After retiring, Bean moved to Owls Head, Maine and designed his own seaside home. Stimson had become more than a professional acquaintance since we first met in 1938.
Stimson followed Bean to Vassar shortly after the war ended. They worked and lived together for nearly 40 years.Though they didn’t say it publicly, those who knew them said it was a romantic relationship, not just a friendship as newspapers of the time reported. I have confirmed that
“That was the consensus,” said Rodney Weeks, whose grandmother was close friends with Bean and Stimson, who retired in Maine.
That makes another hidden fact all the more surprising: Bean, who spent her adult life in a committed same-sex relationship, had a son. Born in August 1929 while studying at She gave him up for adoption by her close family and kept the relationship strictly confidential for the rest of his life.
“You can imagine how confused I was too,” said Deirdre Hendrie. She is the widow of Bean’s son, Gordon Hendry, who died eight years ago.
Gordon Hendry didn’t know his mother until he was 16, but after that he developed a fairly close relationship.
The Hendries family spent most of their lives in British Columbia, Canada, where Deirdre Hendry still resides. Bean and Stimson maintained a relationship with them and Bean’s three grandchildren, visiting each other regularly in Maine and Canada.
Bean’s obituary contained no mention of a son or grandson. In their will, she and Stimson left the Owl Head estate to Gordon Hendry.
“She was a very nice woman, but that was in her own words,” Deirdre Hendrie said. “Of course, she was independent for a long time.” She recalled that Bean and Stimson had a checkup on her to make sure she was in good health before they got married.
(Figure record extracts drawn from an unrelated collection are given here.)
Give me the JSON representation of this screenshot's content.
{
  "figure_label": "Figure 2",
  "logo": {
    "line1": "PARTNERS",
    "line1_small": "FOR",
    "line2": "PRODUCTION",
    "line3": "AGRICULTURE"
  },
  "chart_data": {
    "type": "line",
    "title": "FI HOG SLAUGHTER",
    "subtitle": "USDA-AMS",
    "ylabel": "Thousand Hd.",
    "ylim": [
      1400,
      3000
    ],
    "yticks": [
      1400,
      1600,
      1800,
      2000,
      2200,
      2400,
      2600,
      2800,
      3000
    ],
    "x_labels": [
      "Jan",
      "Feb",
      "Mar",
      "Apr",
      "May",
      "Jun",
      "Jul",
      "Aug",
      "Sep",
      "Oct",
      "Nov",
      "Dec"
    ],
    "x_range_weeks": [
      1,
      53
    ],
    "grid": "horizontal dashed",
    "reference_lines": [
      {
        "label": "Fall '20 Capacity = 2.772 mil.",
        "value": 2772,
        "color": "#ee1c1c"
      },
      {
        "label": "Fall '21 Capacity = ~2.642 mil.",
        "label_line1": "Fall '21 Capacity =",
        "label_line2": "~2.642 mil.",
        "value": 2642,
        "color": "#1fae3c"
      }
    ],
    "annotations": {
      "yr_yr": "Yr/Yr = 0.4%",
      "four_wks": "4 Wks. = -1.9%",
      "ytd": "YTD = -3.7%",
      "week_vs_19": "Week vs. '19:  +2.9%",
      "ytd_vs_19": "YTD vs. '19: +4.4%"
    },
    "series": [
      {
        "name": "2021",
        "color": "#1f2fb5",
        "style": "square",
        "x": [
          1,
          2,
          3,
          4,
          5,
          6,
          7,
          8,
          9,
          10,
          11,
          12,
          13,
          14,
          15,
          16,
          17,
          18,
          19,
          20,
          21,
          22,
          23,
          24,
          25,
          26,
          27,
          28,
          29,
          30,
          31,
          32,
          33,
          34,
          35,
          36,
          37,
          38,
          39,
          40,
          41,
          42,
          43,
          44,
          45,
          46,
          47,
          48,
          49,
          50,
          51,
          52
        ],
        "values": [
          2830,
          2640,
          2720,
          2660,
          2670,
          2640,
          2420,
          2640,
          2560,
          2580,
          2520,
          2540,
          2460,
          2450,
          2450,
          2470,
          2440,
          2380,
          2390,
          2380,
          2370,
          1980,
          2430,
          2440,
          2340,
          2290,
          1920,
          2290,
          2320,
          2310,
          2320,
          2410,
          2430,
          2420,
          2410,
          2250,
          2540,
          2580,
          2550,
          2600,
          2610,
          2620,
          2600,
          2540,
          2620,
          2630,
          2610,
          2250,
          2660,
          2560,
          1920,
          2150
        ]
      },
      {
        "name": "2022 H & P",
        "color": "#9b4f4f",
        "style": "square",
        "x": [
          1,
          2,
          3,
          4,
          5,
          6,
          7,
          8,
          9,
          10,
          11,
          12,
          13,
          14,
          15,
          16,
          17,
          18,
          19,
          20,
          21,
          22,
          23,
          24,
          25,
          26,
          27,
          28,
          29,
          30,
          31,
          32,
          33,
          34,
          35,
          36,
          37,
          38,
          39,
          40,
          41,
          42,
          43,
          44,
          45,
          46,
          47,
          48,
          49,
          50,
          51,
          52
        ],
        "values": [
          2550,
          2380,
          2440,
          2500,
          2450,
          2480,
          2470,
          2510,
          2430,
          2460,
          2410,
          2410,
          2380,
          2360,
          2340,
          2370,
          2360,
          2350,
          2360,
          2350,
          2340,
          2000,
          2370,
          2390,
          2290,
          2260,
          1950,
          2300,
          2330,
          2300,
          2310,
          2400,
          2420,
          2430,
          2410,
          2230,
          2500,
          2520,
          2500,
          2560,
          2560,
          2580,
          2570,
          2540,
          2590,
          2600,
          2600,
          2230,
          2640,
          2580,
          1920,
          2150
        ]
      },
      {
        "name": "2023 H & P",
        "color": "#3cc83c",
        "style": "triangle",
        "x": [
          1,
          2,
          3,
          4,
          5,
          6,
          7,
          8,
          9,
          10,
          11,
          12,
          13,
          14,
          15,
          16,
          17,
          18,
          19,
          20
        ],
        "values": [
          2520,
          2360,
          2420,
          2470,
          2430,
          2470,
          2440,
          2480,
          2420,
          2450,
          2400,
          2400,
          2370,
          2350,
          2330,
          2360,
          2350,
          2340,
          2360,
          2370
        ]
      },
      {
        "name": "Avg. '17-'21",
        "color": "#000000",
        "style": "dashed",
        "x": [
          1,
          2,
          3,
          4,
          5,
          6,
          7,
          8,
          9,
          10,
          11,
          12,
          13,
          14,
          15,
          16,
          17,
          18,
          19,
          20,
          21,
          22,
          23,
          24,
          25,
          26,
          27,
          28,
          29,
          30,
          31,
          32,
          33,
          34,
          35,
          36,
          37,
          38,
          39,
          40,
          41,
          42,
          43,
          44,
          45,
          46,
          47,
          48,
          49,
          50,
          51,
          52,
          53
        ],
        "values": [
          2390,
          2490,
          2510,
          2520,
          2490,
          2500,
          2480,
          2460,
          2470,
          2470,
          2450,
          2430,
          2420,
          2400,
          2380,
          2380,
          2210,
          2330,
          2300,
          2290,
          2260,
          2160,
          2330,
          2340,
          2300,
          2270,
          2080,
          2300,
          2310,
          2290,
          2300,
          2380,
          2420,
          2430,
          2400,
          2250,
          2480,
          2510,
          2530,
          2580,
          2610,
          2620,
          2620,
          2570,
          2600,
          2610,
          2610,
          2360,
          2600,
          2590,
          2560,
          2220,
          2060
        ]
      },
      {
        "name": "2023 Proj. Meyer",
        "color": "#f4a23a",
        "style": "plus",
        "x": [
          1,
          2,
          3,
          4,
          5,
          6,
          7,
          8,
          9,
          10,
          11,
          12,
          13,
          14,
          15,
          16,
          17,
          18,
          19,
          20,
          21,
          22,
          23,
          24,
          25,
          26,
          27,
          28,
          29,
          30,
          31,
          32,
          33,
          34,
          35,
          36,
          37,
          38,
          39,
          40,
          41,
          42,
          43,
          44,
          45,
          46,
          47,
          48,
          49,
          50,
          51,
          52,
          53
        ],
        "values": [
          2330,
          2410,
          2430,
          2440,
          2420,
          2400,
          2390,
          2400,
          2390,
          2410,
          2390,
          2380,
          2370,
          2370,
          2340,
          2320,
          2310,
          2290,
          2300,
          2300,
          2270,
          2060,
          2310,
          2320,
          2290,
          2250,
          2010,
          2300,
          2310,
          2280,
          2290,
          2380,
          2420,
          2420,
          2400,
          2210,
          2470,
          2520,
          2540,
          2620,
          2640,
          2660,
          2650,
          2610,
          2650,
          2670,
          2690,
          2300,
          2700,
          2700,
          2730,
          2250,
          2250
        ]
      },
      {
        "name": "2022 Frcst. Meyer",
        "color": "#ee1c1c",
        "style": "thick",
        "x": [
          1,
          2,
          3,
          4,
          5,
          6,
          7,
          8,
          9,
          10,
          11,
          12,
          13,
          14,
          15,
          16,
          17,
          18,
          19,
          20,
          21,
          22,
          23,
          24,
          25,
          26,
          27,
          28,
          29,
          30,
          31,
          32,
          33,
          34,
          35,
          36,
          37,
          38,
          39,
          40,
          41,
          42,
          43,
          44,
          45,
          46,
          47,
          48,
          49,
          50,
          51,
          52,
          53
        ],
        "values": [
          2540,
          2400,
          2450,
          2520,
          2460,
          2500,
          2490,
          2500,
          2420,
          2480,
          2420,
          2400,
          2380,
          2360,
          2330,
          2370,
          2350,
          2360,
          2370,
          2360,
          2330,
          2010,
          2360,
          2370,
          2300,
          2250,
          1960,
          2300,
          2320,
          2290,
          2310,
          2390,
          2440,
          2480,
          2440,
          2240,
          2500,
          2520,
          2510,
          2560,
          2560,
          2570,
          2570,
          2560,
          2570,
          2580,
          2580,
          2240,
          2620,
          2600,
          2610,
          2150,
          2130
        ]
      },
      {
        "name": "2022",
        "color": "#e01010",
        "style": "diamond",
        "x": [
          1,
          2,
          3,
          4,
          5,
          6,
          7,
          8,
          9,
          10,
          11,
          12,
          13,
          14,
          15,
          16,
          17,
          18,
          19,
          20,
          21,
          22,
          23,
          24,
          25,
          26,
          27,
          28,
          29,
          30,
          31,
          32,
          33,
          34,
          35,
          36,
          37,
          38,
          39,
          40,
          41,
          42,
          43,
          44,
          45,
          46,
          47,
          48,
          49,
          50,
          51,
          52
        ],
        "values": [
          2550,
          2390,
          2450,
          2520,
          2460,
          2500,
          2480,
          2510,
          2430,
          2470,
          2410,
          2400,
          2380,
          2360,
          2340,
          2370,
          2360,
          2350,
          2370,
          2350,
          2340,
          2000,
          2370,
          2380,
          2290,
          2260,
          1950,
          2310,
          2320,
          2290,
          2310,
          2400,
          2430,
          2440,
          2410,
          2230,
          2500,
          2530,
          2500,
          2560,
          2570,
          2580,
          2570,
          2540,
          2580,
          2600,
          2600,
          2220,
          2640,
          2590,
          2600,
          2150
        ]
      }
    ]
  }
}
Weeks, now secretary of the Mussel Ridge Historical Society in Owls Head, Maine, recalled Bean’s deep, harsh voice — she was a talented singer before smoking cigarettes ruined her vocal cords — But I also remembered how she and Stimson (two highly educated doctors) did it. She lived in a big city and stood out in rural Maine.
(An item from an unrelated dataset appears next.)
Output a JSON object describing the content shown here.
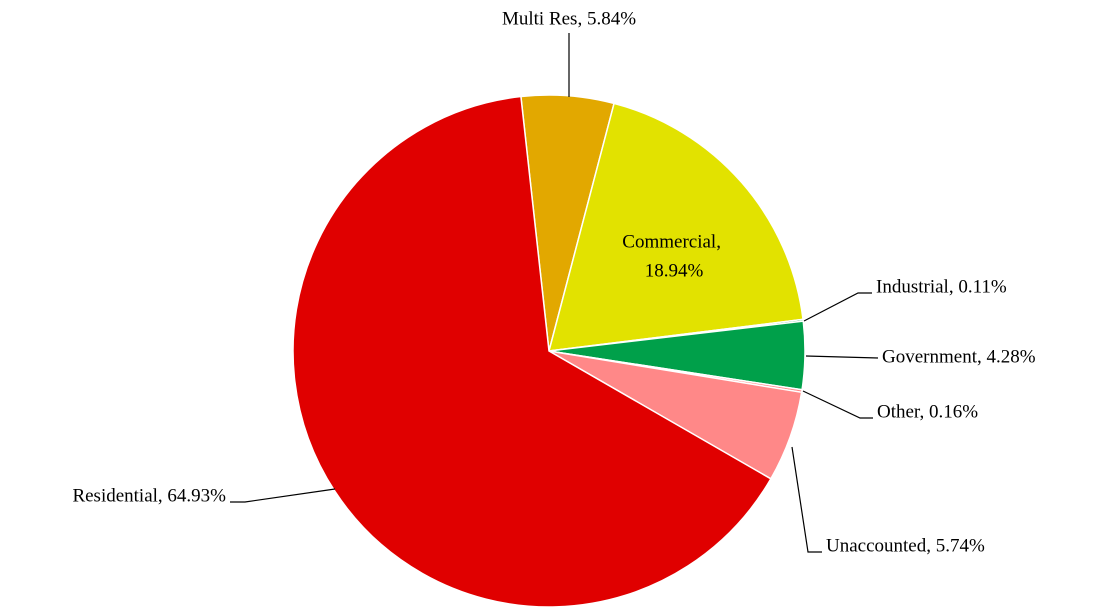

“At the time, the area was a little backward, people were using outhouses and things like that,” Weeks said. “So when educated people came along, it was a big deal. They were really good.. And to a 10-year-old boy, she was just a sweetheart.”
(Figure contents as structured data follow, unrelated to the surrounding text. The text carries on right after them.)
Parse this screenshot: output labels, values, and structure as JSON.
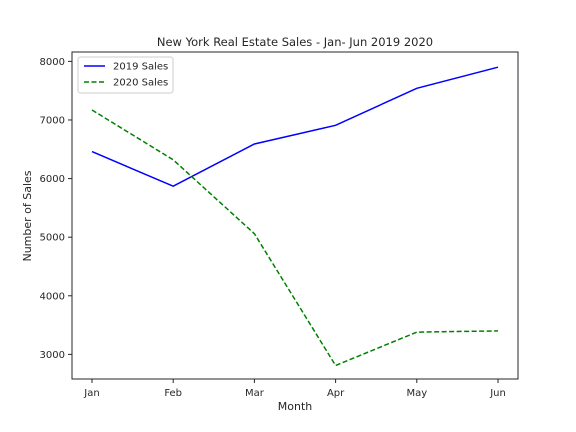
{
  "chart_data": {
    "type": "line",
    "title": "New York Real Estate Sales - Jan- Jun 2019 2020",
    "xlabel": "Month",
    "ylabel": "Number of Sales",
    "categories": [
      "Jan",
      "Feb",
      "Mar",
      "Apr",
      "May",
      "Jun"
    ],
    "series": [
      {
        "name": "2019 Sales",
        "values": [
          6460,
          5870,
          6590,
          6910,
          7540,
          7900
        ],
        "color": "#0000ff",
        "style": "solid"
      },
      {
        "name": "2020 Sales",
        "values": [
          7170,
          6320,
          5060,
          2810,
          3380,
          3400
        ],
        "color": "#008000",
        "style": "dashed"
      }
    ],
    "yticks": [
      3000,
      4000,
      5000,
      6000,
      7000,
      8000
    ],
    "ylim": [
      2580,
      8160
    ],
    "grid": false,
    "legend": "upper-left"
  }
}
Carolyn Philbrook, vice president of the Historical Society, would sometimes go with her grandmother to clean the woman’s house or see the dogs, a pair of Norwegian Elkhounds named Gunda and Jarda. . Bean sometimes put her in a bright blue Mercedes.
“She was very kind, very down-to-earth. Just helping,” Philbrook said. “If I was sick, my mother would take me to see if Dr. Bean could tell me what was wrong….they fit in really well with the community.” increase.”
Achsa Bean died in March 1975 and was buried in Maine. Stimson said she lived until 1986.
After World War II, Bean frequently lectured on public health and military experience. She never forgot to mention some of her own core principles: the virtue of service to her own community and country and the importance of equal opportunity.
In a speech after returning home, Bean said, “In British hospitals filled only with soldiers, female doctors worked alongside the men and had the same status and respect as the male contingent.” They stand up in times of crisis, just as they show courage in .It’s the personal qualities that count.”
Contact Staff Writer Justin Murphy [email protected].